Argumentaire pour l’utilisation de l’informatique en classe, Bernard Collot (2016)

La grande majorité des parents de l’alternatif font partie de la mouvance de l’écologie, de l’alimentation bio, de la consommation autrement, de la médecine naturelle…

Les arguments contre le numérique tiennent probablement en grande partie des travaux qui ont vu le jour ces dernières années sur les dangers des écrans (santé, effets sur le sommeil, effets de la lumière bleutée, immobilisation,… et surtout l’addiction).

Ces arguments ne peuvent être niés. Pas plus que peuvent être niés les arguments contre l’excès d’alimentation carnée, l’invasion des ondes, les vaccinations systématiques, les antibiotiques, etc.

MAIS les enfants vivent et vont vivre dans un monde où l’informatique, l’audio-visuel, internet,… constituent les outils de notre société, en particulier les outils de communication.

Ce ne sont que des outils, comme autrefois le stylo bic n’était qu’un outil qui a remplacé les plumes sergent-major en créant une levée de boucliers mais en libérant l’écriture.

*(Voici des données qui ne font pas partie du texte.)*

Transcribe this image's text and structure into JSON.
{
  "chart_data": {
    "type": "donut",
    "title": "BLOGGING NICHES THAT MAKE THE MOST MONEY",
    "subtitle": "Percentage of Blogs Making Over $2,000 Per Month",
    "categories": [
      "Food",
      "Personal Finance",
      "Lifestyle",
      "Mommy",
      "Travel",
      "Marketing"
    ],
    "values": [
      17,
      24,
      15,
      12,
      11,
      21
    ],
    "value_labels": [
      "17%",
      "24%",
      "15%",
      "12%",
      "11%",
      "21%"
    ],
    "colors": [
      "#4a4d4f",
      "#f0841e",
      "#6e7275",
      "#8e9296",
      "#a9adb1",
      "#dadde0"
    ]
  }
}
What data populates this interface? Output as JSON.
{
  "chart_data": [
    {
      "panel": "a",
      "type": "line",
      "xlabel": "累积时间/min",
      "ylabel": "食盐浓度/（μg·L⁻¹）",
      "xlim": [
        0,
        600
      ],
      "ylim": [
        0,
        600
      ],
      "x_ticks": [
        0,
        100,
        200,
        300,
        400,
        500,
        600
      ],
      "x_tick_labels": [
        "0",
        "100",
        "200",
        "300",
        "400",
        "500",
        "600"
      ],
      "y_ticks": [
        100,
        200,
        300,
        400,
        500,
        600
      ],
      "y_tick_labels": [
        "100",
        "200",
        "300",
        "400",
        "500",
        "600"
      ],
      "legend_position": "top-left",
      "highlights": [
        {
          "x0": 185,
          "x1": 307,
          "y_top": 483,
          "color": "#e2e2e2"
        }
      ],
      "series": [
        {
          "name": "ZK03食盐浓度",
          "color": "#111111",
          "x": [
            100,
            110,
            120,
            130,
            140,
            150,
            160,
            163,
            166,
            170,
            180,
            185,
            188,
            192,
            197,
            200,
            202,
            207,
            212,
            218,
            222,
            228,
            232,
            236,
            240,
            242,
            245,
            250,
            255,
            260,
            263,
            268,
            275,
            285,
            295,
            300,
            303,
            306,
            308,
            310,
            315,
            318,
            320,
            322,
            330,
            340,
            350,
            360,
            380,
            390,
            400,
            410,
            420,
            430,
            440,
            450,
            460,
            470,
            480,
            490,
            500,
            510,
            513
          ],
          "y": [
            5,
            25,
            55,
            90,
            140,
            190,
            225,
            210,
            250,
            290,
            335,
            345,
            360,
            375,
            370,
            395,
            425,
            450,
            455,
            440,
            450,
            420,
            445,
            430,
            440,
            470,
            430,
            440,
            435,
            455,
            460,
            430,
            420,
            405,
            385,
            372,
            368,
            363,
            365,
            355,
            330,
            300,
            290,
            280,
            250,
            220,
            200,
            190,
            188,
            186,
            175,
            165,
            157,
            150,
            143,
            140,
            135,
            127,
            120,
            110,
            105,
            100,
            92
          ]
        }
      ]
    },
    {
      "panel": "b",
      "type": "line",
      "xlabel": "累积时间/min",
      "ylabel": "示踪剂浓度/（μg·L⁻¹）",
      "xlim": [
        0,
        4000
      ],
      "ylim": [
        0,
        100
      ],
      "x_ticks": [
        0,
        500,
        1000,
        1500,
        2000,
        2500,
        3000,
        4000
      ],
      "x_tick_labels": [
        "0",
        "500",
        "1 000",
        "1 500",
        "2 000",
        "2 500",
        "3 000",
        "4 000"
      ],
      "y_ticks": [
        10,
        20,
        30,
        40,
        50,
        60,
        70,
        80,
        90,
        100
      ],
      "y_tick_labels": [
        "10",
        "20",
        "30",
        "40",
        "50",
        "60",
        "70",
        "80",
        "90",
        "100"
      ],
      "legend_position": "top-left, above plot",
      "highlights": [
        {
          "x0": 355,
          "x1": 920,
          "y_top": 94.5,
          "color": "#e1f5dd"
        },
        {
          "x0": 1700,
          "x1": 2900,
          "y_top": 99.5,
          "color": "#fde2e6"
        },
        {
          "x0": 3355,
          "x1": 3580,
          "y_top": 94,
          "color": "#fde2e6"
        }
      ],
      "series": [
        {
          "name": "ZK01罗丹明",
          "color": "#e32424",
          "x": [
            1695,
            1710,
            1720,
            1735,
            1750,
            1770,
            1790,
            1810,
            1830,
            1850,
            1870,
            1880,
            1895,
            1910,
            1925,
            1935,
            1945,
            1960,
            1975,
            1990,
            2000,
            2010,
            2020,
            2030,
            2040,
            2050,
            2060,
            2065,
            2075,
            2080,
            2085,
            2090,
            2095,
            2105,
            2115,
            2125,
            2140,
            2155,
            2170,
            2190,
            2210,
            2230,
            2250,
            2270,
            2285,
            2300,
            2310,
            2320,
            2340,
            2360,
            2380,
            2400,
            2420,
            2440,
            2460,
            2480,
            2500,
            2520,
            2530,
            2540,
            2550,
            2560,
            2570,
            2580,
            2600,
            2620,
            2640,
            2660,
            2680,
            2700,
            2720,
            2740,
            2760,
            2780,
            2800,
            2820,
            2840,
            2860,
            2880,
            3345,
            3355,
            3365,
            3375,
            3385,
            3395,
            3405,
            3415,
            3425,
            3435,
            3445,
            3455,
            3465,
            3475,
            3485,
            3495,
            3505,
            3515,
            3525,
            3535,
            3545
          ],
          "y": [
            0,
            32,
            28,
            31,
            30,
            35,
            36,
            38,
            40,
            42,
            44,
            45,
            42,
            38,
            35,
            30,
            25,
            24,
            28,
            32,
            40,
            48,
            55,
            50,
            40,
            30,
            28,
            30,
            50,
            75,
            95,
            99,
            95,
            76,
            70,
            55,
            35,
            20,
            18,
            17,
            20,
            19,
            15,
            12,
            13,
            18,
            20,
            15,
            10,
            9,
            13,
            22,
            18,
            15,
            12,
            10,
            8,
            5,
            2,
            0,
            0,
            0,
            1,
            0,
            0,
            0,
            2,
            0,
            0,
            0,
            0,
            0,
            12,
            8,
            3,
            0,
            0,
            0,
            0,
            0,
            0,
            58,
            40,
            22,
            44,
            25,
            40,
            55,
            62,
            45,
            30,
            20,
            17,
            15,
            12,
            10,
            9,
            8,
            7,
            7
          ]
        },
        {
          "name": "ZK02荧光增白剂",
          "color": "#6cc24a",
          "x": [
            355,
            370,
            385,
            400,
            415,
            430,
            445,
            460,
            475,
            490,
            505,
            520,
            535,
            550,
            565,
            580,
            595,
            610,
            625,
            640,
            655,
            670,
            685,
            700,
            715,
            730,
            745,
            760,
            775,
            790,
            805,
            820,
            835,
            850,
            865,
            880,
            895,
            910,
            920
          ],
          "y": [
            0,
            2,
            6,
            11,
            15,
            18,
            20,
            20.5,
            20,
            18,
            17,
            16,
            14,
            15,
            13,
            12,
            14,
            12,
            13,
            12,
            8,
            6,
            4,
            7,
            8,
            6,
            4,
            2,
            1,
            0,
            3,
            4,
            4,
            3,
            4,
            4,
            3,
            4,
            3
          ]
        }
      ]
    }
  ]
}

Si justement on ne veut pas que les enfants soient asservis de façon consommatrice par ces outils, il est nécessaire qu’ils puissent se les approprier de façon consciente et créatrice, les utiliser dans ce qui étend leurs pouvoirs (exemple d’un tableur avec lequel l’exploration mathématique peut être infinie), en connaître les possibilités et les limites, en savoir leurs fonctionnements (lorsque les enfants peuvent faire des vidéos, ils ne sont plus alors prisonniers des images sur écran qu’ils perçoivent quotidiennement parce qu’ils savent qu’on peut faire dire ce qu’on veut aux images qui ne sont jamais le réel ou la vérité).

Avec le numérique, ce sont d’autres formes de langages qui sont apparues (par exemple la lecture d’hypertextes sur écran ne fait pas appel aux mêmes processus cérébraux que la lecture d’un livre) . Ces langages ils les apprendront (ou les apprennent) en dehors de l’école mais sans en connaître les dessous qui permettent de ne pas accepter inconditionnellement ce qu’ils produisent.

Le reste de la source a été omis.